Creators are trying to roofie AI bots to prevent crawling and unauthorized training

Web-browsing bots now account for the majority of internet traffic for the first time, with AI company crawlers like ChatGPT-User and ClaudeBot representing 6% and 13% of all web traffic respectively. Content creators are fighting back with “AI poisoning” tools that corrupt training data, but these same techniques could be weaponized to spread misinformation at scale.

The big picture: The battle between AI companies scraping data and content creators protecting their work has escalated beyond legal disputes into a technological arms race that could reshape how information flows across the internet.

Key details: Major AI companies argue data scraping falls under fair use doctrine and is essential for model development.

• OpenAI previously stated it would be “impossible” to develop AI models without using copyrighted work.
• Disney and Universal sued Midjourney, an AI image generator, in June, alleging it plagiarizes characters from franchises like Star Wars and Despicable Me.
• When the US Copyright Office analyzed public comments about AI and copyright, 91% contained negative sentiments about AI.

How the poisoning works: Researchers have developed tools that make imperceptible changes to content that confuse AI models without affecting human perception.

• Glaze applies “style cloaks” that cause AI to misinterpret artistic styles, making watercolor paintings appear as oil paintings to AI systems.
• Nightshade goes further by poisoning data to create false associations, potentially making AI models link “cat” with images of dogs.
• Both tools, developed at the University of Chicago, have been downloaded over 10 million times.

Corporate countermeasures: Tech companies are deploying their own defensive strategies against data scraping.

• Cloudflare’s AI Labyrinth creates mazes of nonsense AI-generated pages to waste bot resources and trap the 50 billion daily AI crawler requests it encounters.
• The company also released a tool requiring AI companies to pay for website access or face blocking.
• Testing shows Glaze remains 85% effective against countermeasures, suggesting AI companies may find dealing with poisoned data more trouble than it’s worth.

The darker implications: Nation-states may be exploiting similar poisoning techniques to manipulate AI-generated information.
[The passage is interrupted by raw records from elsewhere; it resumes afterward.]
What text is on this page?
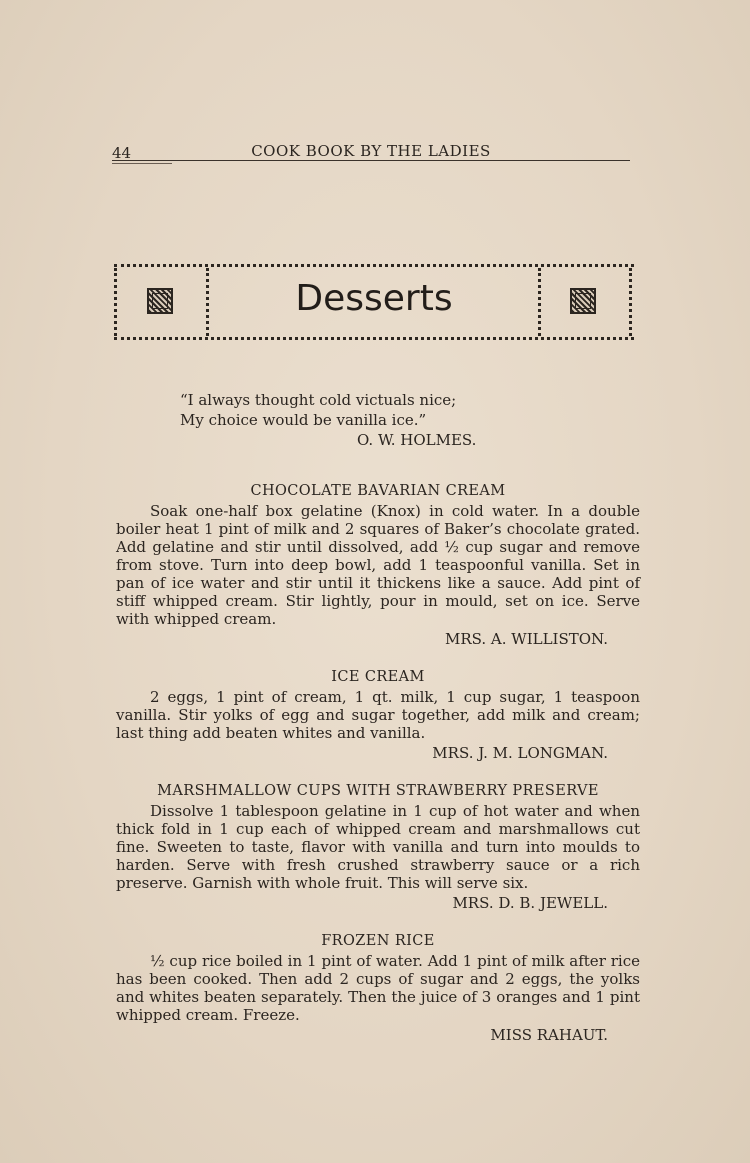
44	COOK BOOK BY THE LADIES
Desserts
“I always thought cold victuals nice;
My choice would be vanilla ice.”
O. W. HOLMES.
CHOCOLATE BAVARIAN CREAM
Soak one-half box gelatine (Knox) in cold water. In a double boiler heat 1 pint of milk and 2 squares of Baker’s chocolate grated. Add gelatine and stir until dissolved, add ½ cup sugar and remove from stove. Turn into deep bowl, add 1 teaspoonful vanilla. Set in pan of ice water and stir until it thickens like a sauce. Add pint of stiff whipped cream. Stir lightly, pour in mould, set on ice. Serve with whipped cream.
MRS. A. WILLISTON.
ICE CREAM
2 eggs, 1 pint of cream, 1 qt. milk, 1 cup sugar, 1 teaspoon vanilla. Stir yolks of egg and sugar together, add milk and cream; last thing add beaten whites and vanilla.
MRS. J. M. LONGMAN.
MARSHMALLOW CUPS WITH STRAWBERRY PRESERVE
Dissolve 1 tablespoon gelatine in 1 cup of hot water and when thick fold in 1 cup each of whipped cream and marshmallows cut fine. Sweeten to taste, flavor with vanilla and turn into moulds to harden. Serve with fresh crushed strawberry sauce or a rich preserve. Garnish with whole fruit. This will serve six.
MRS. D. B. JEWELL.
FROZEN RICE
½ cup rice boiled in 1 pint of water. Add 1 pint of milk after rice has been cooked. Then add 2 cups of sugar and 2 eggs, the yolks and whites beaten separately. Then the juice of 3 oranges and 1 pint whipped cream. Freeze.
MISS RAHAUT.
• The Atlantic Council, a US-based think tank, alleges Russia’s Pravda network posted millions of fake news pages designed to trick AI crawlers into promoting Kremlin narratives about Ukraine.
• Analysis by NewsGuard, a technology firm that tracks misinformation, found that 10 major AI chatbots outputted text aligned with Pravda’s views in one-third of cases.
• The volume of poisoned content could lead AI systems to over-emphasize certain narratives when responding to users.

What they’re saying: Experts see both the potential and peril of these defensive tools.

• “These are trillion-dollar market-cap companies, literally the biggest companies in the world, taking by force what they want,” said Ben Zhao, the University of Chicago researcher behind Glaze and Nightshade.
• Jacob Hoffman-Andrews at the Electronic Frontier Foundation, a digital rights nonprofit, noted these tools offer “a neat method of action that doesn’t rely on changing regulations, which can take a while.”
• “At the root of all this is money,” Zhao added, pointing to AI companies’ reluctance to pay licensing fees for legitimate content.

Why this matters: The proliferation of AI poisoning tools represents a fundamental shift in how content creators can protect their work, but it also opens the door for malicious actors to corrupt the information ecosystem that powers AI systems worldwide.